What does it say that I’m too squeamish to watch the presidential debate this year but loved checking out the often dystopian art at the Design for Different Futures exhibit at The Walker?
Here is a brief description of the show from The Walker…
The role of designers in shaping how we think about possible futures is the subject of Designs for Different Futures, a major exhibition organized by the Walker Art Center, Philadelphia Museum of Art, and the Art Institute of Chicago. The presentation brings together some 80 dynamic works that address the challenges and opportunities that humans may encounter in the years, decades, and centuries ahead.
One misleading comment is the idea that these views are all from the future; they aren’t. It’s like going to see an engineer’s version of Pandora’s box except it’s not tightly closed and you can see hope wafting away. And then you get to the next item and the future is so cool you can’t wait for the future to come.
We started on a high note in the Labor room with the Catalog for the Post-Humans by Tim Parsons and Jessica Charlesworth.
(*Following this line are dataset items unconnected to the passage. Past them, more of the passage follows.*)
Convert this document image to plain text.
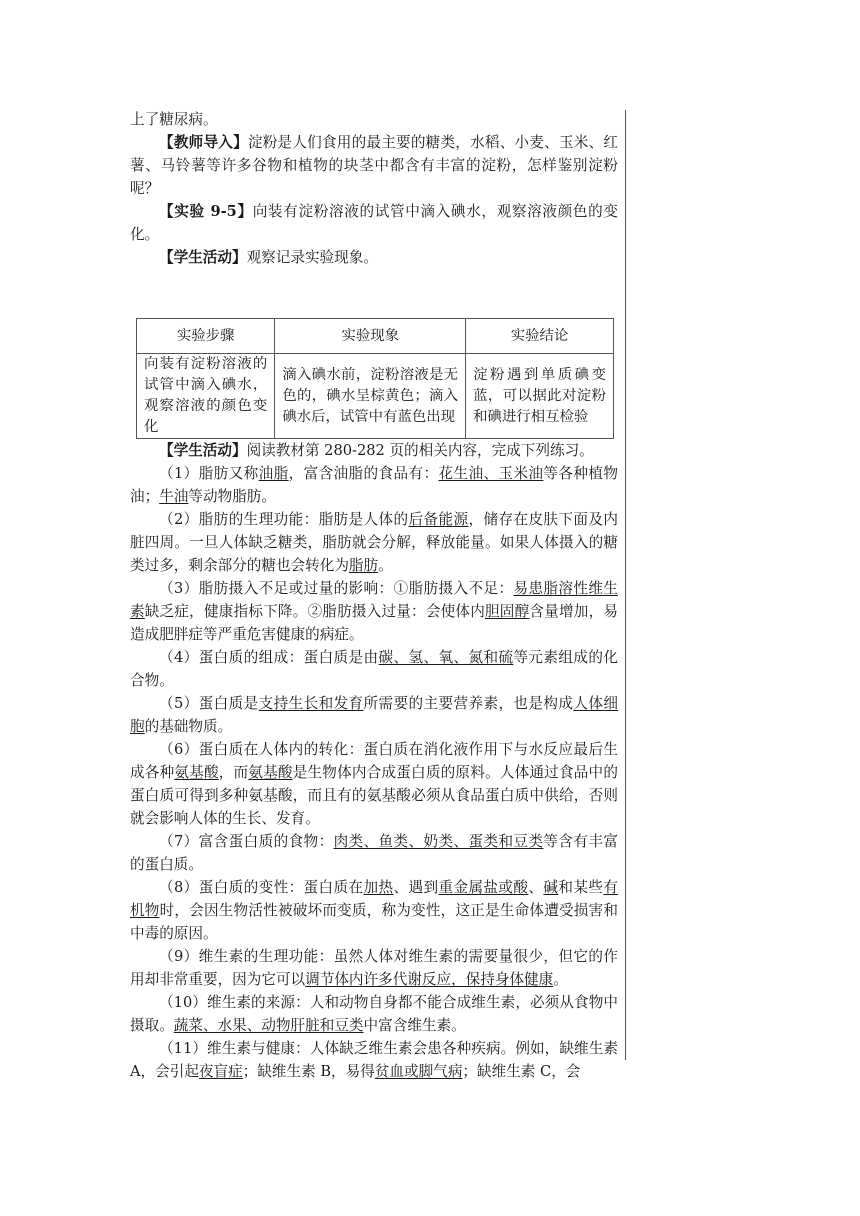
上了糖尿病。

【教师导入】淀粉是人们食用的最主要的糖类，水稻、小麦、玉米、红薯、马铃薯等许多谷物和植物的块茎中都含有丰富的淀粉，怎样鉴别淀粉呢？

【实验 9-5】向装有淀粉溶液的试管中滴入碘水，观察溶液颜色的变化。

【学生活动】观察记录实验现象。

实验步骤	实验现象	实验结论
向装有淀粉溶液的试管中滴入碘水，观察溶液的颜色变化	滴入碘水前，淀粉溶液是无色的，碘水呈棕黄色；滴入碘水后，试管中有蓝色出现	淀粉遇到单质碘变蓝，可以据此对淀粉和碘进行相互检验

【学生活动】阅读教材第 280-282 页的相关内容，完成下列练习。

（1）脂肪又称油脂，富含油脂的食品有：花生油、玉米油等各种植物油；牛油等动物脂肪。

（2）脂肪的生理功能：脂肪是人体的后备能源，储存在皮肤下面及内脏四周。一旦人体缺乏糖类，脂肪就会分解，释放能量。如果人体摄入的糖类过多，剩余部分的糖也会转化为脂肪。

（3）脂肪摄入不足或过量的影响：①脂肪摄入不足：易患脂溶性维生素缺乏症，健康指标下降。②脂肪摄入过量：会使体内胆固醇含量增加，易造成肥胖症等严重危害健康的病症。

（4）蛋白质的组成：蛋白质是由碳、氢、氧、氮和硫等元素组成的化合物。

（5）蛋白质是支持生长和发育所需要的主要营养素，也是构成人体细胞的基础物质。

（6）蛋白质在人体内的转化：蛋白质在消化液作用下与水反应最后生成各种氨基酸，而氨基酸是生物体内合成蛋白质的原料。人体通过食品中的蛋白质可得到多种氨基酸，而且有的氨基酸必须从食品蛋白质中供给，否则就会影响人体的生长、发育。

（7）富含蛋白质的食物：肉类、鱼类、奶类、蛋类和豆类等含有丰富的蛋白质。

（8）蛋白质的变性：蛋白质在加热、遇到重金属盐或酸、碱和某些有机物时，会因生物活性被破坏而变质，称为变性，这正是生命体遭受损害和中毒的原因。

（9）维生素的生理功能：虽然人体对维生素的需要量很少，但它的作用却非常重要，因为它可以调节体内许多代谢反应，保持身体健康。

（10）维生素的来源：人和动物自身都不能合成维生素，必须从食物中摄取。蔬菜、水果、动物肝脏和豆类中富含维生素。

（11）维生素与健康：人体缺乏维生素会患各种疾病。例如，缺维生素 A，会引起夜盲症；缺维生素 B，易得贫血或脚气病；缺维生素 C，会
OK, the idea of post-humans doesn’t sound that positive but what they have is a collection of vendor machine oddities you can (theoretically) purchase to help you work smarter. My favorite was the Clickbaitwear; LED enhanced clothing that creates clickable content that emanates while you carry on with your day. Perhaps I find this irresistible because I feel like I often spend whole days producing content. The market plan that seems to put breastfeeding into the center of economic development was less appealing to me. Another person might feel exactly the opposite way about both.
There were other scenes from the future of work and life. A movie about a developer who creates perfect soulmate based on a Hollywood starlet of days gone by. With VR (virtual reality) goggles the video shows the developer on “dates” with his creation. It’s Pygmalion meets Twilight Zone but presented during a pandemic, there’s a slight appeal to the story that was never there before. Juxtaposed to the driverless car, might have helped. A driverless car and pretend BF, I could be going places!
There’s a video (Estrofem! Lab by Mary Maggic) that plays like a Saturday morning infomercial called Housewives Making Drugs, showing transfemme stars who to cook up estrogen cocktails at home. It’s funny to watch but asks so many sad questions. Why would someone cook up a concoction from a cooking show that played like a KTEL commercial? Is it the expense? The stigma? The boredom? Or a growing fear of going to a healthcare facility during a pandemic is an added dimension.
Ominous in the center of room is a costume from the Handmaid’s Tale, looming over us like a Supreme Court Justice selection. An example of life imitating art in the ugliest way. It make me wonder what it might be like to visit this exhibit with someone with differing views. Someone who doesn’t understand (or maybe care) that there’s a real problem when systemic racism causes technology to appear discriminatory. As is the case demonstrated by Joy Buolamwini with AI, Ain’t I a Woman?, who responds to algorithmic bias, which the fact that AI systems often either mischaracterize or fail to recognize dark-skinned faces with a speech and showing demonstrations of misreading faces of famous black women.
A terrifying work was Synthesizing Obama Learning Lip Sync from Audio from Supasorn Suwajanakorn, Steven M. Seitz and Ira Kemelmacher-Shlizerman. The short description – the artists were able to use hundreds of hours of video of President Obama speaking to train their software to match Obama’s video to new audio. In other words, they could literally put words in his mouth. The creators don’t say this is easy but they do prove that it is possible and that is terrifying enough.
Another less terrifying but too soon work was the handshake assessment (Normaal by Mark Henning); it’s interesting and kind of funny but a little too real. The Pancakebot almost balanced out the handshake. The idea that you can print out food is amazing. I remember hearing about it 8 years ago at a TED conference; so not new but nice to see it spreading. The exhibit also reminds me of the Science Gallery in Dublin.
There’s more – but I’ve left that for another visit. This isn’t a one-hour and done show. There’s a lot of video. There’s a lot to take in. There’s a lot to think and talk about!